The World At War | Anna Powell
Recently we had our fifth lecture with Anna Powell. The lecture was the second part to the topic “Modern Life is Rubbish?” and involved us studying Propaganda, Constructivism and Dada. Unfortunately we didn’t have much time to fully explore Constructivism; therefore we will proceed with that in lecture 6.
We began by looking at the classic Alfred Leeke propaganda poster “Britons [Lord Kitchener] wants you” created in 1914.
This poster is very recognisable, the first time I saw it was when studying history in High School. The design is persuasive and used as a guilt trip by personalizing the viewer into thinking they specifically needs them. Many propaganda posters during the First World War boosted moral; the message was serious and they often used a realist representation and a traditional aesthetic. This is because the designs had to be created quick, efficiency and at low cost, therefore they tend to have a similar style appearance. At the time, journalists didn’t have much knowledge as to what was going on in the War; therefore the message of the propaganda posters was always similar and included no specifics.
As this poster is so well known, it has had much influence in other design. One example is James Montgomery Flagg’s “I want you for the U.S Army”.
The poster’s imagery shows an obvious influence from the original “Britons wants you” with the direct pointing to the viewer. It also uses Uncle Sam to represent the U.S, just as Lord Kitchener did from Britain. At the time, this poster in particular really sold the war to the youth. This is because the same persuasive guilt trip took action. Young, gullible and inexperienced men would volunteer for the war because of this.
Another great example of making the viewer feel guilty is Savile Lumley 1915 “Daddy what did you do in the Great War?” poster.
Savile Lumley’s poster has become one of the best known because of its tone of emotional blackmail. The idea was actually that of a printer, Arthur Gunn, who is reported to have imagined himself as the father in question.
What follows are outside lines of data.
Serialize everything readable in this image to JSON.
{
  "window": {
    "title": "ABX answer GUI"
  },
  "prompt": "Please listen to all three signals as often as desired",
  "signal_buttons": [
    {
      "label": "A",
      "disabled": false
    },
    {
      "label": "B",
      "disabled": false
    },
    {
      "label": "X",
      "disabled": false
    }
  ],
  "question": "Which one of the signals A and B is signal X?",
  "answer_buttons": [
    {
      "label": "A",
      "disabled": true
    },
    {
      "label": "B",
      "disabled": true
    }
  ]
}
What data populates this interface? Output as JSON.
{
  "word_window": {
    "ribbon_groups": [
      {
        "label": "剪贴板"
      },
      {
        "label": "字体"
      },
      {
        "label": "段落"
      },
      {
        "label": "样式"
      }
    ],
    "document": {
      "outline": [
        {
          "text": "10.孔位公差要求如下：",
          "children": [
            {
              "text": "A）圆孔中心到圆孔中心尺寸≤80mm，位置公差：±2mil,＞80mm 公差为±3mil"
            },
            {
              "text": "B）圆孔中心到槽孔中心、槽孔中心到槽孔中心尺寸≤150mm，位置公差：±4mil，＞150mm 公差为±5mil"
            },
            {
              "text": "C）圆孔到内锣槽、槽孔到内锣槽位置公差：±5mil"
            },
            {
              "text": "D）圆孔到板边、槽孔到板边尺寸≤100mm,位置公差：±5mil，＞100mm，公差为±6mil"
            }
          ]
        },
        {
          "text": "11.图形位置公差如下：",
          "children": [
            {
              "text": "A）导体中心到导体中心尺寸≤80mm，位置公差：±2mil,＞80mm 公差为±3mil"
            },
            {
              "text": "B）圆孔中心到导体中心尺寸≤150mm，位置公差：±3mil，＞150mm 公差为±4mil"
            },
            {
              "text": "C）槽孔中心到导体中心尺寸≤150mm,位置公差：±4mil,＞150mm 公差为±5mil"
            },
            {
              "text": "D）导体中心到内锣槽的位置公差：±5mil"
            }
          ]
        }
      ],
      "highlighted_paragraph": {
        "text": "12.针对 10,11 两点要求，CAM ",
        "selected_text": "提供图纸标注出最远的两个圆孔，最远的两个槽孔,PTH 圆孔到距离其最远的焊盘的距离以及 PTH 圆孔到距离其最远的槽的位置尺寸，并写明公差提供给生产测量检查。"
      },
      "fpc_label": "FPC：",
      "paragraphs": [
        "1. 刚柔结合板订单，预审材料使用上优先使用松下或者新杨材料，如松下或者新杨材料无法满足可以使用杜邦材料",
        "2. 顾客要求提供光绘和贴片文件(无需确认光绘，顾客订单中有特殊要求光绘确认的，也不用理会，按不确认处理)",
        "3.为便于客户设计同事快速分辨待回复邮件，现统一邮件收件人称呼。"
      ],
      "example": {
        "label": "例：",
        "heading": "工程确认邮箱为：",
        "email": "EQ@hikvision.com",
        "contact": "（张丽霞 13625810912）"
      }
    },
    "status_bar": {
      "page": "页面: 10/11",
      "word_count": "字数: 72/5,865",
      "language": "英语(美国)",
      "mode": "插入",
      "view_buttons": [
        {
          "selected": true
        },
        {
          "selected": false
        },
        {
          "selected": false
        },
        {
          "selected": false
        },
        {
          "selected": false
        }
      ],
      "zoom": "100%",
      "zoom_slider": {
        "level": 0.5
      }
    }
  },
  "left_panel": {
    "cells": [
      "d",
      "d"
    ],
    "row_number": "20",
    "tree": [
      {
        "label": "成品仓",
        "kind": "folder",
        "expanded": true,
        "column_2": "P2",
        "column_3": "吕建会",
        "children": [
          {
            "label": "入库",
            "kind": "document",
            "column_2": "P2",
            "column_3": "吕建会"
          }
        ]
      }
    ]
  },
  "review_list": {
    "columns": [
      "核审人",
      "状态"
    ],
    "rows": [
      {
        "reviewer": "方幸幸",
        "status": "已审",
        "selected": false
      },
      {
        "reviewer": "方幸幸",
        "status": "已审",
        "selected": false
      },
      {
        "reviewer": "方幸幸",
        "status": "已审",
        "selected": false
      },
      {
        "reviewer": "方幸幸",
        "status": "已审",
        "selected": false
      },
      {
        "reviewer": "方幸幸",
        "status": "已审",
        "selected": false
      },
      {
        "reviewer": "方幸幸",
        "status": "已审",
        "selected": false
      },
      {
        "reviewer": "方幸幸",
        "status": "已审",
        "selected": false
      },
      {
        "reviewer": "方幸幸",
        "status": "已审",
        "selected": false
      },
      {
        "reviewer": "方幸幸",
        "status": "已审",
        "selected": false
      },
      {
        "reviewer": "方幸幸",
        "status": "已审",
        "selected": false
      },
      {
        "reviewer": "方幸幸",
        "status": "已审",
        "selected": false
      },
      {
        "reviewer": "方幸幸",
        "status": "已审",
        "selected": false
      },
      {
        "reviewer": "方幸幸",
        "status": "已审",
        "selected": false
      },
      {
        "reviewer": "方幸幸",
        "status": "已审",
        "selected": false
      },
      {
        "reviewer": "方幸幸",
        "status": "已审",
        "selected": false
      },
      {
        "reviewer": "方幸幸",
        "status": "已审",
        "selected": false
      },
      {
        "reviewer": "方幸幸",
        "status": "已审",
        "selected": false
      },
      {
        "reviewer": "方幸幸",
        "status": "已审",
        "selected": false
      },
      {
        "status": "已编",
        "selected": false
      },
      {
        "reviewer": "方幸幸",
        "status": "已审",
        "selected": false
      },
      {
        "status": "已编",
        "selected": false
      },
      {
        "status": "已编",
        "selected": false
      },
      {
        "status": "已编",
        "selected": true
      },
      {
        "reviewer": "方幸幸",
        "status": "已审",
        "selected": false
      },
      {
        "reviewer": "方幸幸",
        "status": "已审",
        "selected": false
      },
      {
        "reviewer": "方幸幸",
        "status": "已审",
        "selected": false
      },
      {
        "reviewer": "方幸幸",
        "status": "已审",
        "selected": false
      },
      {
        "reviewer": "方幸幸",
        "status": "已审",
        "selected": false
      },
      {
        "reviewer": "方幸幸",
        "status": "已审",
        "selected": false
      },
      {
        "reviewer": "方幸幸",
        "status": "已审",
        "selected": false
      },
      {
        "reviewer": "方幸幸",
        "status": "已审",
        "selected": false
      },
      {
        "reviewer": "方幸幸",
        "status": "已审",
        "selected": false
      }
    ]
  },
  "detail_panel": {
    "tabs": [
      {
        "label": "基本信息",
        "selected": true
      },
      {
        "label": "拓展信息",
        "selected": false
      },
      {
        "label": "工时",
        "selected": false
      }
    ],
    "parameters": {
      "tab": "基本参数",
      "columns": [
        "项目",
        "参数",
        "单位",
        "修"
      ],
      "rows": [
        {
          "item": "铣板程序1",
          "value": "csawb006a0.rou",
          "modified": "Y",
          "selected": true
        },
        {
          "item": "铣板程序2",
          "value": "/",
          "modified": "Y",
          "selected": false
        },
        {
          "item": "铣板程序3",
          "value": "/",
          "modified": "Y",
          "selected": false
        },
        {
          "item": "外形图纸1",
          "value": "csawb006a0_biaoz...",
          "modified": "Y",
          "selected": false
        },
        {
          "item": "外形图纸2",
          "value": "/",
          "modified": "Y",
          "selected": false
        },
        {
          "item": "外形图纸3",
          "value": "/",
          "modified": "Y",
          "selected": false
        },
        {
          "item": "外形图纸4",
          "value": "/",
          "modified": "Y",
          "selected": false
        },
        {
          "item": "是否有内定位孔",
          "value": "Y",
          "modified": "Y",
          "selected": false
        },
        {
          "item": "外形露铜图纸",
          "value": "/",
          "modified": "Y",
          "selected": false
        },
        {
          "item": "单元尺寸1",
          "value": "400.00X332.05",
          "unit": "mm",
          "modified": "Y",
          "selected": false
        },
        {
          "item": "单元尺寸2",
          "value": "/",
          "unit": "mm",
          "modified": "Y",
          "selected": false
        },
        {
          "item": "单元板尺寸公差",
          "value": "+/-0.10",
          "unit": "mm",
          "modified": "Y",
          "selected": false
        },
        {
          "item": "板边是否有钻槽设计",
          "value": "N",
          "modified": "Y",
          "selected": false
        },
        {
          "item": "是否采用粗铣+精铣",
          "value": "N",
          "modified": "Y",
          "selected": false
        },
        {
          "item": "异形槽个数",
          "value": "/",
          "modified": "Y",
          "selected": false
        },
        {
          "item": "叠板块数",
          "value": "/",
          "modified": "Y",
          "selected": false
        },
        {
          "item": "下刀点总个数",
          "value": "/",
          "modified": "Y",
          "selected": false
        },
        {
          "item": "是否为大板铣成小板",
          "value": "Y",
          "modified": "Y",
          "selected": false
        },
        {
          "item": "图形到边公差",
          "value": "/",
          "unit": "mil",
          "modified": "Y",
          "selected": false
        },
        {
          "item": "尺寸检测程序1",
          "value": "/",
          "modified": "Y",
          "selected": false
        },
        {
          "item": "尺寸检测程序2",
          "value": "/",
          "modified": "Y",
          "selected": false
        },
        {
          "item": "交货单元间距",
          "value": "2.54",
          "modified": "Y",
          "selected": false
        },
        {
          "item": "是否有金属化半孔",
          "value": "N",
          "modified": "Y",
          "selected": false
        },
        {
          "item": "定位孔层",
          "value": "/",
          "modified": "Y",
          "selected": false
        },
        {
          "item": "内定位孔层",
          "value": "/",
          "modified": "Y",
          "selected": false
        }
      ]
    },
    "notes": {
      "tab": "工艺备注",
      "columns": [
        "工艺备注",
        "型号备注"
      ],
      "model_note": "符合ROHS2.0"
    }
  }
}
In fact, after having a sketch of the scene made up by Lumley in 1915, Gunn joined the Westminster Volunteers.
We then moved in to looking at the role of women in propaganda posters. Women were often perceived as the role of motherhood, often used in the Nazi regime. By doing this it created the representation of duty to your country, wife and your family. Women were often portrayed as domestic and helpless, victimizing them and showing the brutality of the enemy. Doing this, the men felt as though they should fight for their women.
However in the Soviet posters, women were portrayed more powerful and helpful towards the war.
Miller is thought to have based his “We Can Do It!” poster on a United Press International wire service photograph of a factory worker who was 17 and briefly working as a metal-stamping machine operator. The intent of the poster was to keep production up by boosting morale, not to recruit more women workers. It was shown only to Westinghouse employees in the Midwest during a two-week period in February 1943, and then it disappeared for nearly four decades.
Women were then seen as role models sue to “The Gibson Girl”.
This figure was seen as a role model because she was very relatable, sort of the “girl next door” and was very popular in America. Another role model in women’s propaganda was “The Christy Girl”.
Like “The Gibson Girl”, Christy was seen as an iconic and relatable role model in America however was often sexualised in propaganda posters.
We then moved on to the well-known poster “Keep Calm and Carry On”.
This iconic poster was commissioned by the king during the Second World War, however was never released as matters changed making the poster unnecessary. There was also another two versions, however were not as popular.
Most copies of the original poster were destroyed, however years later, a merchant discovered some. Once they were available, they became huge and over the years there have been multiple recreations of the famous poster. One good example is the logo for reality TV show- Made in Chelsea. There is also a website where you can input the text and create your own poster.
We then moved on from propaganda and began discussing Dada which was an Art movement formed during the First World War in Zurich in negative reaction to the horrors and folly of the war. The art, poetry and performance produced by Dada artists was often satirical and nonsensical in nature. With Dada, it always including a similar interesting typeface; it was because it was used as a medium for creating meaning, separate from the linguistic meaning. The movement often included collage and photo montage. One example of Dada art is Francis’ Picabia “L’Oeil Cacodylate, the Cacodylic eye” in 1921.
It really shows the idea of text as an the image itself. Dada was strongly a typography movement that was often used as manifestos but it was also very experimental. Another example of Dada Art is Kurt Schwitters. Schwitters believed that typography can be art itself and had an innovative approach to type and montage including aspects that were similar to futurism.
Anna showed us an example of how Dada influenced other design, but also animation. This is the 1928 silent Dadaist film.
We then ended the session with another video on Dada, however this is from Hugo Ball. If you watch the entire video you should be proud of yourself.
I found this lecture rather interesting, more so the propaganda posters. I already had a good knowledge of Dada, however this lecture taught me more. It was a shame that we didn’t go though Constructivism because that interests me, hopefully we will do so next session.